You will notice that we have not granted any elevated permissions to this Pod. It is operating with the same permissions that Pods will have at runtime. Limiting permissions is a critical component of a secure software supply chain.

Kaniko does not support the scanning of images for vulnerabilities. Instead, it delegates this functionality to other parts of your CI/CD pipeline. This implies that your registry will need policy enforcement capabilities that prevent the upload of insecure images. Implementing Harbor may be a suitable solution.

To learn more about Kaniko, please reference the documentation in the Kaniko GitHub repository.

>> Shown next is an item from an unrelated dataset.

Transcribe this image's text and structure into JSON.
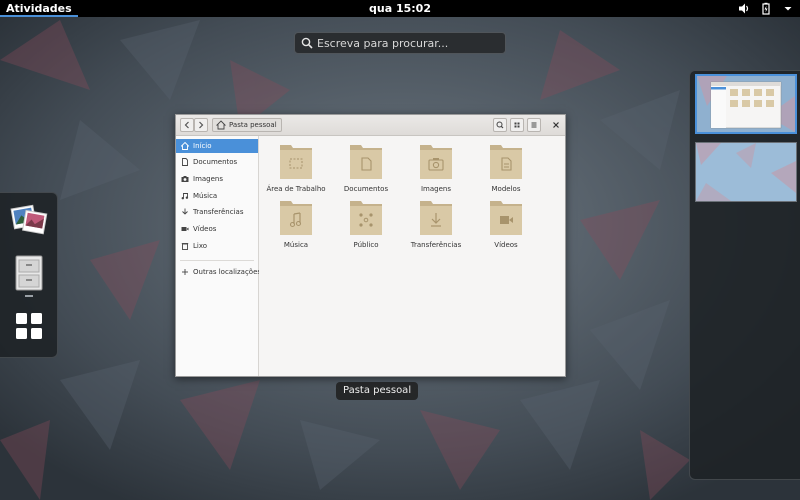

While a solution such as this still requires you to provide a Dockerfile, you’re no longer responsible for ensuring consistent and secure access to a Docker daemon. On the other hand, you do require access to a running Kubernetes cluster. If you have this available from your build environment, then using Kaniko becomes a much simpler process. However if you need to maintain a Kubernetes cluster just for this build, perhaps there’s a better fitting solution.

Tanzu Build Service

The final step you can take when deciding how to build your container is a fully-automated build service such as Tanzu Build Service. While you can tie tools such as Kaniko into a CI/CD pipeline that you run and manage, tools such as Tanzu Build Service aim to provide that automated build-scan-publish pipeline in a single solution.

Since tools such as Kaniko do not include features such as security scanning, you will need to independently support a scanning solution. This becomes another component to be managed within your build environment.

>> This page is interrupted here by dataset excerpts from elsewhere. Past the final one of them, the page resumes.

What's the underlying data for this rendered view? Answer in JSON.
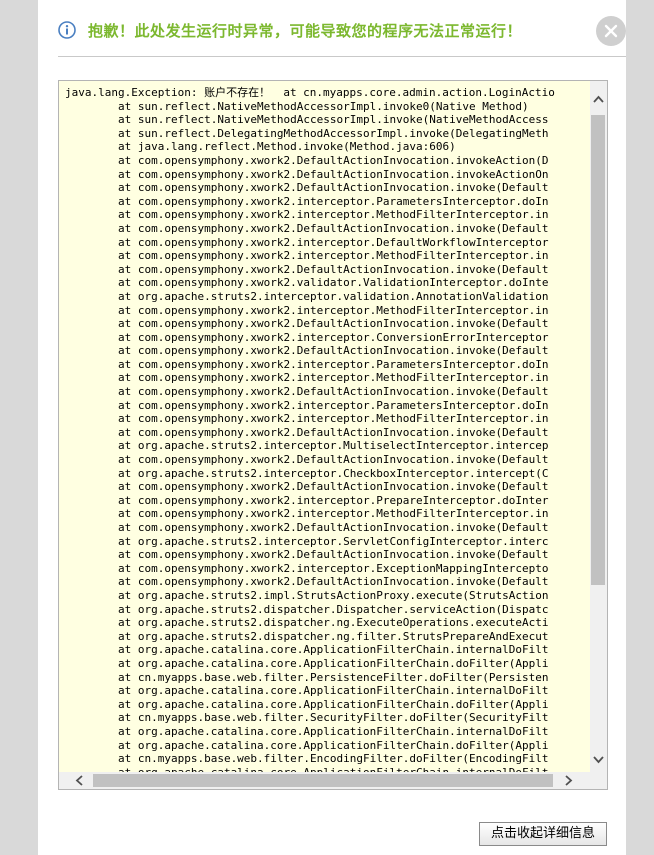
{
  "dialog": {
    "title": "抱歉！此处发生运行时异常，可能导致您的程序无法正常运行！",
    "details_button": "点击收起详细信息"
  },
  "icons": {
    "info": "info-icon",
    "close": "close-icon"
  },
  "colors": {
    "title": "#7cb82f",
    "trace_background": "#ffffe1",
    "side_panel": "#d9d9d9"
  },
  "stack_trace": [
    "java.lang.Exception: 账户不存在！  at cn.myapps.core.admin.action.LoginActio",
    "        at sun.reflect.NativeMethodAccessorImpl.invoke0(Native Method)",
    "        at sun.reflect.NativeMethodAccessorImpl.invoke(NativeMethodAccess",
    "        at sun.reflect.DelegatingMethodAccessorImpl.invoke(DelegatingMeth",
    "        at java.lang.reflect.Method.invoke(Method.java:606)",
    "        at com.opensymphony.xwork2.DefaultActionInvocation.invokeAction(D",
    "        at com.opensymphony.xwork2.DefaultActionInvocation.invokeActionOn",
    "        at com.opensymphony.xwork2.DefaultActionInvocation.invoke(Default",
    "        at com.opensymphony.xwork2.interceptor.ParametersInterceptor.doIn",
    "        at com.opensymphony.xwork2.interceptor.MethodFilterInterceptor.in",
    "        at com.opensymphony.xwork2.DefaultActionInvocation.invoke(Default",
    "        at com.opensymphony.xwork2.interceptor.DefaultWorkflowInterceptor",
    "        at com.opensymphony.xwork2.interceptor.MethodFilterInterceptor.in",
    "        at com.opensymphony.xwork2.DefaultActionInvocation.invoke(Default",
    "        at com.opensymphony.xwork2.validator.ValidationInterceptor.doInte",
    "        at org.apache.struts2.interceptor.validation.AnnotationValidation",
    "        at com.opensymphony.xwork2.interceptor.MethodFilterInterceptor.in",
    "        at com.opensymphony.xwork2.DefaultActionInvocation.invoke(Default",
    "        at com.opensymphony.xwork2.interceptor.ConversionErrorInterceptor",
    "        at com.opensymphony.xwork2.DefaultActionInvocation.invoke(Default",
    "        at com.opensymphony.xwork2.interceptor.ParametersInterceptor.doIn",
    "        at com.opensymphony.xwork2.interceptor.MethodFilterInterceptor.in",
    "        at com.opensymphony.xwork2.DefaultActionInvocation.invoke(Default",
    "        at com.opensymphony.xwork2.interceptor.ParametersInterceptor.doIn",
    "        at com.opensymphony.xwork2.interceptor.MethodFilterInterceptor.in",
    "        at com.opensymphony.xwork2.DefaultActionInvocation.invoke(Default",
    "        at org.apache.struts2.interceptor.MultiselectInterceptor.intercep",
    "        at com.opensymphony.xwork2.DefaultActionInvocation.invoke(Default",
    "        at org.apache.struts2.interceptor.CheckboxInterceptor.intercept(C",
    "        at com.opensymphony.xwork2.DefaultActionInvocation.invoke(Default",
    "        at com.opensymphony.xwork2.interceptor.PrepareInterceptor.doInter",
    "        at com.opensymphony.xwork2.interceptor.MethodFilterInterceptor.in",
    "        at com.opensymphony.xwork2.DefaultActionInvocation.invoke(Default",
    "        at org.apache.struts2.interceptor.ServletConfigInterceptor.interc",
    "        at com.opensymphony.xwork2.DefaultActionInvocation.invoke(Default",
    "        at com.opensymphony.xwork2.interceptor.ExceptionMappingIntercepto",
    "        at com.opensymphony.xwork2.DefaultActionInvocation.invoke(Default",
    "        at org.apache.struts2.impl.StrutsActionProxy.execute(StrutsAction",
    "        at org.apache.struts2.dispatcher.Dispatcher.serviceAction(Dispatc",
    "        at org.apache.struts2.dispatcher.ng.ExecuteOperations.executeActi",
    "        at org.apache.struts2.dispatcher.ng.filter.StrutsPrepareAndExecut",
    "        at org.apache.catalina.core.ApplicationFilterChain.internalDoFilt",
    "        at org.apache.catalina.core.ApplicationFilterChain.doFilter(Appli",
    "        at cn.myapps.base.web.filter.PersistenceFilter.doFilter(Persisten",
    "        at org.apache.catalina.core.ApplicationFilterChain.internalDoFilt",
    "        at org.apache.catalina.core.ApplicationFilterChain.doFilter(Appli",
    "        at cn.myapps.base.web.filter.SecurityFilter.doFilter(SecurityFilt",
    "        at org.apache.catalina.core.ApplicationFilterChain.internalDoFilt",
    "        at org.apache.catalina.core.ApplicationFilterChain.doFilter(Appli",
    "        at cn.myapps.base.web.filter.EncodingFilter.doFilter(EncodingFilt",
    "        at org.apache.catalina.core.ApplicationFilterChain.internalDoFilt"
  ]
}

Tanzu Build Service leverages Cloud Native Buildpacks, which contain all of the logic on how to build an application, removing the need to write your own Dockerfile. Additionally, Cloud Native Buildpacks provide a standardized base for all of your container images, meaning that if there’s a vulnerability found in the Java runtime for example, you only need to update the buildpack. Tanzu Build Service can then take this new buildpack image and rebase your application containers automatically, ensuring these security fixes are implemented across your infrastructure.
While a primary use case for Tanzu Build Service is to manage the creation of newly built images, it is also a valuable tool for ensuring that images remain in compliance. When building a secure supply chain, we need to close the loop, by quickly leveraging our investment in these build tools to remediate our production environments. Tanzu Build Service may be a valuable component towards achieving that goal.“`

If you’re interested in learning more about adding Tanzu Build Service to your build pipeline, you can learn more here!

A fully-automated build system is the most turnkey of the three we’ve looked at. Removing the need to maintain a Dockerfile is not only a convenience, it can drastically improve the security of your containers. The use of heavily tested buildpacks means that you containers are being built off of known security-hardened base images, and once your containers are built, they’re automatically scanned for known CVEs.